While Cochrane said she's heard one-off anecdotes about a student who used financial aid money inappropriately, there is very little evidence of this being a widespread problem, particularly at the community colleges.
“Most community college students are living independently, and they will have living costs,” she said. “No one questions those costs when they’re talking about four-year students. No one questions students’ ability to get grants or loans to cover meal plans. But you will hear a lot of the same people be highly critical of community college students who are taking out loans and receiving grant aid to cover their grocery bills or rent.”
The TICAS report found that nearly 55 percent of North Carolina community colleges have opted out of federal loan programs. At least one college in a relatively low-income area of the state cited students who used federal aid to cover living expenses as a reason to opt out because those conditions make it difficult for graduates to repay.
For example, North Carolina's Beaufort County Community College stopped participating in federal loan programs in 2014 because of rising default rates, said David Loope, the college's president.
The college’s default rate at the time was about 29 percent, he said. But a backlash followed the opt-out decision by the college of about 2,500 students.
“We had a significant drop of about 25 percent in enrollment that is only now coming back,” Loope said. “We had to ensure to the citizens in our service region that just because we were withdrawing from the student loan program, it did not mean students were prevented from obtaining Pell Grants or scholarships from the college.”
Loope said the economic barriers that pushed students to take out federal loans were the same ones that often kept them from repaying the loans after college.
“They’re impoverished, and we're in one of the poorer areas of North Carolina,” he said. “Jobs are somewhat difficult to come by in this region.”
Beaufort students have transportation obstacles, health-care issues, housing insecurity, childcare and other living expenses, said Loope, and loans often made those obstacles worse.
The college didn’t exit the loan program without offering students other options. Beaufort distributes about $150,000 a year in need-based scholarships.
“It’s absolutely essential to understand that if you’re going to pull out or forgo the student loan program,” Loope said, “you need to find ways to make up the difference for your students, especially in an impoverished area.”
San Bernardino is attempting to go a step further than the statewide tuition-free plan with the creation of its own two-year tuition-free program. The district’s board voted in October to invest $10 million in the program.
“Students, if you’re willing to promise on your end that you are going to take a full class load and work to graduate with an associate degree in two years … our promise is that you will not incur any other costs for education,” Baron said.
Baron said he has been lobbying the state chancellor’s office and local legislators to eventually drop the requirement that colleges participate in the federal loan program. So far, the latest change to AB 19 is a bill the Legislature introduced in December to extend the tuition-free offer from one to two years.
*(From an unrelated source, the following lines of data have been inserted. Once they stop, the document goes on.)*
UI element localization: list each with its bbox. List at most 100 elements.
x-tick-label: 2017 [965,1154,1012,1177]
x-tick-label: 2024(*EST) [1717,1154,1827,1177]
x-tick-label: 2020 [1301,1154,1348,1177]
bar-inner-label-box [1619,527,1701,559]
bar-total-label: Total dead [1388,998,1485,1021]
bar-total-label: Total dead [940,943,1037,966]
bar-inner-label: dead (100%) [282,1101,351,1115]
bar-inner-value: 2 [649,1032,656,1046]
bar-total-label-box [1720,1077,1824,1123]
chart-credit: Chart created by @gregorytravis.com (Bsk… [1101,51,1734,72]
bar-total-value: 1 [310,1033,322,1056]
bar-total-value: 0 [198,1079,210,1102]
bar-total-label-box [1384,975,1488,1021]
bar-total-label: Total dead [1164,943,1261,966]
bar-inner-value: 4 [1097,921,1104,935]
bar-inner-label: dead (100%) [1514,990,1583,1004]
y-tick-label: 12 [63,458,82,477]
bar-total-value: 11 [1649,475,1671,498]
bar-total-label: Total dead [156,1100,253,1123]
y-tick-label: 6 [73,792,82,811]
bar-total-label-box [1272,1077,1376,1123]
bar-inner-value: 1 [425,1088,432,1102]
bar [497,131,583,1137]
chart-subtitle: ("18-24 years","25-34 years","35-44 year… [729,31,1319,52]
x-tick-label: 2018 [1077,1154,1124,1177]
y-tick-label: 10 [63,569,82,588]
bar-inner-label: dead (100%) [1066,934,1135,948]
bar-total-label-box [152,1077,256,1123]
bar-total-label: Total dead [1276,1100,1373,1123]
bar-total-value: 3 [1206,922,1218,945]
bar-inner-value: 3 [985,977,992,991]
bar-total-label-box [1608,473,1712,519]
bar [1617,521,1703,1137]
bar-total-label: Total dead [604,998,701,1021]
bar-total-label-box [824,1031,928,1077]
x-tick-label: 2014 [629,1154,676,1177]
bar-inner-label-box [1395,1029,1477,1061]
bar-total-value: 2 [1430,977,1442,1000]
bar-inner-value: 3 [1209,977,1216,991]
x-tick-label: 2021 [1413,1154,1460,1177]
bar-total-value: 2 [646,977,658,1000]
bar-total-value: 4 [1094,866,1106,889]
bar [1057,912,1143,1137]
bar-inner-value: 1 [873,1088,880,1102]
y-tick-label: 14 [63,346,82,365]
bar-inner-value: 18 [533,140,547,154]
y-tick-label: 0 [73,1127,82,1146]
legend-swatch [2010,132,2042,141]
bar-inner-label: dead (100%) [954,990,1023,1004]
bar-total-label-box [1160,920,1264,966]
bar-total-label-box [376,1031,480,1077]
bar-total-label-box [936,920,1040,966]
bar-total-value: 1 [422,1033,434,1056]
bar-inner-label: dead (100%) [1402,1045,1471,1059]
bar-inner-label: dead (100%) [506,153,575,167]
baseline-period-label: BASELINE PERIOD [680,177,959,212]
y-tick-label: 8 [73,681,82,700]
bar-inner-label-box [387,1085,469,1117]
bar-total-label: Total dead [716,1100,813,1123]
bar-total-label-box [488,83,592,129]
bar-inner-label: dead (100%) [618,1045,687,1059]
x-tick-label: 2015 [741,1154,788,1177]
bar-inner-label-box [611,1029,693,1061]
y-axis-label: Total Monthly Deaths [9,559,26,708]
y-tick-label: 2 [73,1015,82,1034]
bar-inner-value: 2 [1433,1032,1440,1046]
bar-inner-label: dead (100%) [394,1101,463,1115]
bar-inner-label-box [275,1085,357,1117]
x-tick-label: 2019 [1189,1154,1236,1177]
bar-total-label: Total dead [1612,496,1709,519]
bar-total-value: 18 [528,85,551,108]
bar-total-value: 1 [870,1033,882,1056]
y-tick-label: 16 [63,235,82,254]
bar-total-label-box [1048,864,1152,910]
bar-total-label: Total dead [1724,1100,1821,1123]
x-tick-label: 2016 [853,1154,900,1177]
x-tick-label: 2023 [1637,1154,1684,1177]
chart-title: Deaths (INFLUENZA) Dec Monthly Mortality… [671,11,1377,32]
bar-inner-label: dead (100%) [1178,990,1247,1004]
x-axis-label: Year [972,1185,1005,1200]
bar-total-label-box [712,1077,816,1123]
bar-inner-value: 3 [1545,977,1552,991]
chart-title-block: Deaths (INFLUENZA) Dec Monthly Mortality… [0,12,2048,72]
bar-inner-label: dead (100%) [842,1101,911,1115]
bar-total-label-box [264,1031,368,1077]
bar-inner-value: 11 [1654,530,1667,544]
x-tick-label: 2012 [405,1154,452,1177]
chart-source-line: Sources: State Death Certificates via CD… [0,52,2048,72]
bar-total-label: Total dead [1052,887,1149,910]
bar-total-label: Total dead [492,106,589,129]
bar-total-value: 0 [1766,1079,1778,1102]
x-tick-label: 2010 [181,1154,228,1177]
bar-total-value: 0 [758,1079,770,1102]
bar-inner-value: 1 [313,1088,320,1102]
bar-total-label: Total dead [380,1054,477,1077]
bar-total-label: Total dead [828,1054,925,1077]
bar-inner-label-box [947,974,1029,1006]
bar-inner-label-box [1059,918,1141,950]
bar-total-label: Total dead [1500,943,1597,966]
Paul Feist, vice chancellor for communications and marketing with the statewide chancellor’s office, said the system wouldn’t consider removing the requirement “until we close the yawning gap between low or no tuition and the total cost of attending college for students.”
The colleges have an obligation to make sure students have access to all forms of financial aid, he said via email.
“These are adults who shouldn’t be denied choices around financing their college educations,” Feist said.